Может, из-за этих папиных слов мои посещения Кристофа были такими краткими и редкими? Боялся ли я криков его отца, которые так часто доносились из полуразвалившегося дома вместе со свистом кожаного ремня, стегавшего по люто исполосованной плоти, как я себе это представлял? Или, может, все дело в лице матери Кристофа, которое иногда появлялось за едва отдернутой занавеской потемневшего сельского домика, и я чувствовал на себе ее взгляд — спокойный, оценивающий и такой же лукавый, как редкая пристрастная улыбка на ее белом лице? Она вовсе не была некрасивой женщиной, но в любую минуту могла прийти в ярость, к которой прибегала ее скрытая красота, напоминавшая мне, как это ни странно, овальное лицо супруги молодого графа. Нет, я просто хотел любой ценой уберечь свою частную жизнь и, вне всякого сомнения, не позволил бы моему странному маленькому другу вторгнуться в нее. Кристоф не имел ни малейшего представления о моем лягушачьем пруде. Никогда в жизни! Я навещал его ради моего собственного блага. Он мне нравился ничуть не больше любого другого маленького мальчика, и в некотором смысле я наслаждался его трагическим положением.

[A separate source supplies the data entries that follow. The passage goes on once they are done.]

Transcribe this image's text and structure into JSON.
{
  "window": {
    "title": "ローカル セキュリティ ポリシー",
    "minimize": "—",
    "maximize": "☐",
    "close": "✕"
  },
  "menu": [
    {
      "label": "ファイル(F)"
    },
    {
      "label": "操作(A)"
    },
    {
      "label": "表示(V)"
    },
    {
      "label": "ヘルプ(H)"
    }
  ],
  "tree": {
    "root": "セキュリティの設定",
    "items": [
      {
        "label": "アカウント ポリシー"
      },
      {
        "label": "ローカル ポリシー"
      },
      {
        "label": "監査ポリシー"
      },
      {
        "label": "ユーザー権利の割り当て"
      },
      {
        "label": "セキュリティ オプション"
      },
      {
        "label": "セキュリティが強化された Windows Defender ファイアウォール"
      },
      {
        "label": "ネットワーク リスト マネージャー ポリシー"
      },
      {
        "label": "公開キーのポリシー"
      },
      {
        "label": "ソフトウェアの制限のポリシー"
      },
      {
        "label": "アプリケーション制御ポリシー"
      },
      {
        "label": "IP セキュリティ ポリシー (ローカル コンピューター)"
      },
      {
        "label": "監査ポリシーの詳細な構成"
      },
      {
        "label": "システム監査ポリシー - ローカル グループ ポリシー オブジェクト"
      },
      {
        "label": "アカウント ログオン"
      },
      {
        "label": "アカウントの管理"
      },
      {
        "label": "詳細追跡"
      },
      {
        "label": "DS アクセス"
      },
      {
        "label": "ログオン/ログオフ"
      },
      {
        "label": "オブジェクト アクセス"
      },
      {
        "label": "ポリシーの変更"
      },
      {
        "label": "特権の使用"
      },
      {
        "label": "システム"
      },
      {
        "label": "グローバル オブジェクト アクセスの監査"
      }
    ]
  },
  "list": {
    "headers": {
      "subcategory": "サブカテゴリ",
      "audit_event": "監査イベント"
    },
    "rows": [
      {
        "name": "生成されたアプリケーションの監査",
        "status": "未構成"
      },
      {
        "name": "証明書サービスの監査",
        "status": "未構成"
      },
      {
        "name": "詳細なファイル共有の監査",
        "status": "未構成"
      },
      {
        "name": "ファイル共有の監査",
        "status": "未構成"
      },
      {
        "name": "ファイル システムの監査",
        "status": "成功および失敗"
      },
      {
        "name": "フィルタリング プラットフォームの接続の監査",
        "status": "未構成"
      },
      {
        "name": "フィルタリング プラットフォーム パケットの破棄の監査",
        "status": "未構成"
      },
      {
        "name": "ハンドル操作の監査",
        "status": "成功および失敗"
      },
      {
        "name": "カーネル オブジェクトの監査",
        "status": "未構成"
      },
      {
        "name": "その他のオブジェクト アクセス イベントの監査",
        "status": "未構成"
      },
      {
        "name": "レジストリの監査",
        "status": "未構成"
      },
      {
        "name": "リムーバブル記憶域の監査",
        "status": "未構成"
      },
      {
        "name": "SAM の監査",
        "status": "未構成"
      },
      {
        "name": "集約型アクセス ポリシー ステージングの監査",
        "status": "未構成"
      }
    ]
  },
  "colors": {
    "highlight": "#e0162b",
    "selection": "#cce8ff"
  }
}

Какой забавной парочкой мы, должно быть, казались со стороны, когда храбро шагали рука об руку по ухабистой дороге: один — съежившийся от страха хилячок, а другой — упитанный, окруженный всеобщей любовью здоровяк! Мы осторожно обходили собаку, сидевшую на цепи, и делали вид, будто обсуждаем ту или иную военную тактику в тишине, нарушаемой лишь моей гордой немотой и хныканьем Кристофа. Однажды этот бедняжка попытался схватить меня за руку, после чего я долго у него не появлялся. И когда я почти что забыл своего злополучного дружка, мой отец заговорил о нем однажды за столом, и я вспомнил Кристофа и смягчился. Возможно, если бы я знал, что мой стремительно приближавшийся недуг окажется намного тяжелее мучений Кристофа, я дружил бы с ним не столь эгоистично. Тем не менее, у нас бывали совместные приключения, и когда я возвращался от него, мое скрытое под масленой кожей «я» чувствовало себя прекрасно, как никогда. Ничто так не укрепляет победное состояние нашего благополучия, как чужое горе.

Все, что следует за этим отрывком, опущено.